Walking into John Roy's bright airy workshop that overlooks a lush garden it's easy to see how the potter is inspired whilst shaping clay.
Ceramic birds, figures of Uncle Sam, Bottle Men – some etched with brick patterns others littered with purposeful holes – line shelves and stands of the workshop in his Matua home.
Aside from one pottery wheel littered with clay scraps, it is a very tidy space for an art form involving earth.
John has been working with clay since he was a teenager; he attended Tauranga Boys' College and studied fine arts at Whanganui Polytechnic in 1997.
The artist enjoys clay because 'you can make whatever you want to make”.

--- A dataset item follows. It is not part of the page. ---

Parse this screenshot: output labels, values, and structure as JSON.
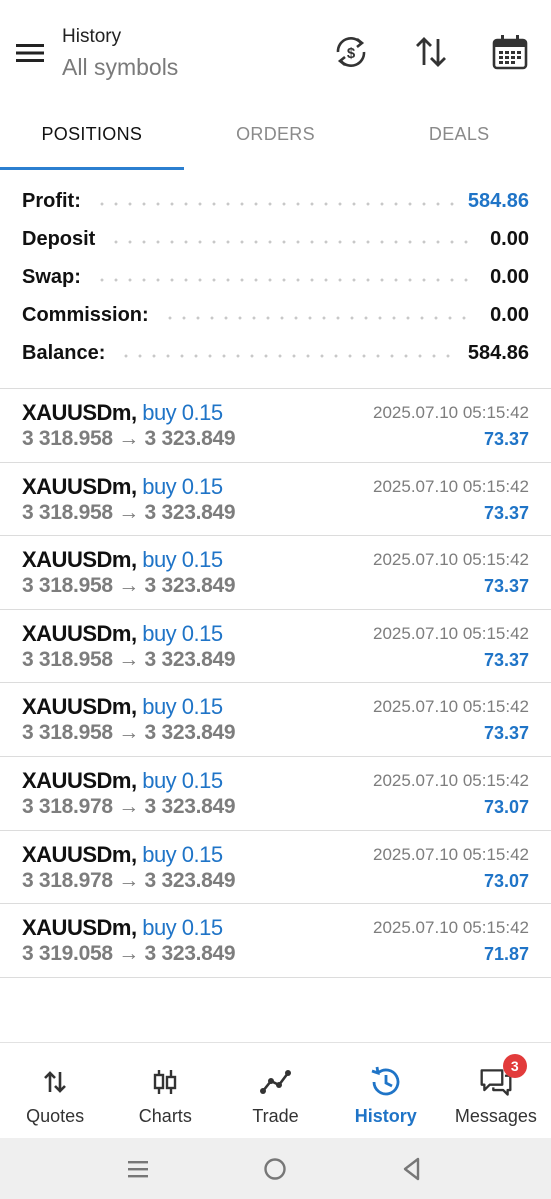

John is most well-known for his iconic Bottle Men that he's been making for longer than he can remember. Figures and faces feature heavily in his works.
The potter's piece titled Glare, comprising of three connected people, is currently on display at Te Uru gallery in West Auckland as part of the 2021 Portage Ceramic Awards.
'Glare is part of an ongoing series, most of my stuff feels like one big series,” says John.
Although he is coy about the inspiration for the piece.
'I don't usually go too much into the story with each piece because it limits it,” he says.
'People bring all sorts of stuff to art when they look at it.
'If you say one thing, it can only be one thing, rather than people bringing their own reading to it.”
John is one of 30 finalists out of 226 entries and his piece Glare, alongside 32 other works, make up the annual Portage Ceramic Awards exhibition, which is at Te Uru until February 27.
The ceramicist has been a finalist in the Portage awards a dozen times and has received a merit and honourable mention in the past.
His work is held in a number of public collections including: Tauranga Art Gallery, Waikato Museum, Auckland War Memorial Museum and Art Gallery, the James Wallace Arts Trust collection and the Sarjeant Gallery in Whanganui.
Some previous awards include the Premier Award at the New Zealand Society of Potters Exhibition in 2004 and the Supreme Award at the Waiheke Ceramics Award also in 2004, but John doesn't create to win awards.
He says if there's a piece he thinks will work for an award he'll put it to one side and move on to his next piece.
'I'm just potting along. I try not to get too personally attached to anything.
'I'm more interested in what I'm going to make next than dwelling too much, because anything can happen. It can break or crack in the firing,” he says.
'I think most artists are more interested in what they're going to make next than what they have made.”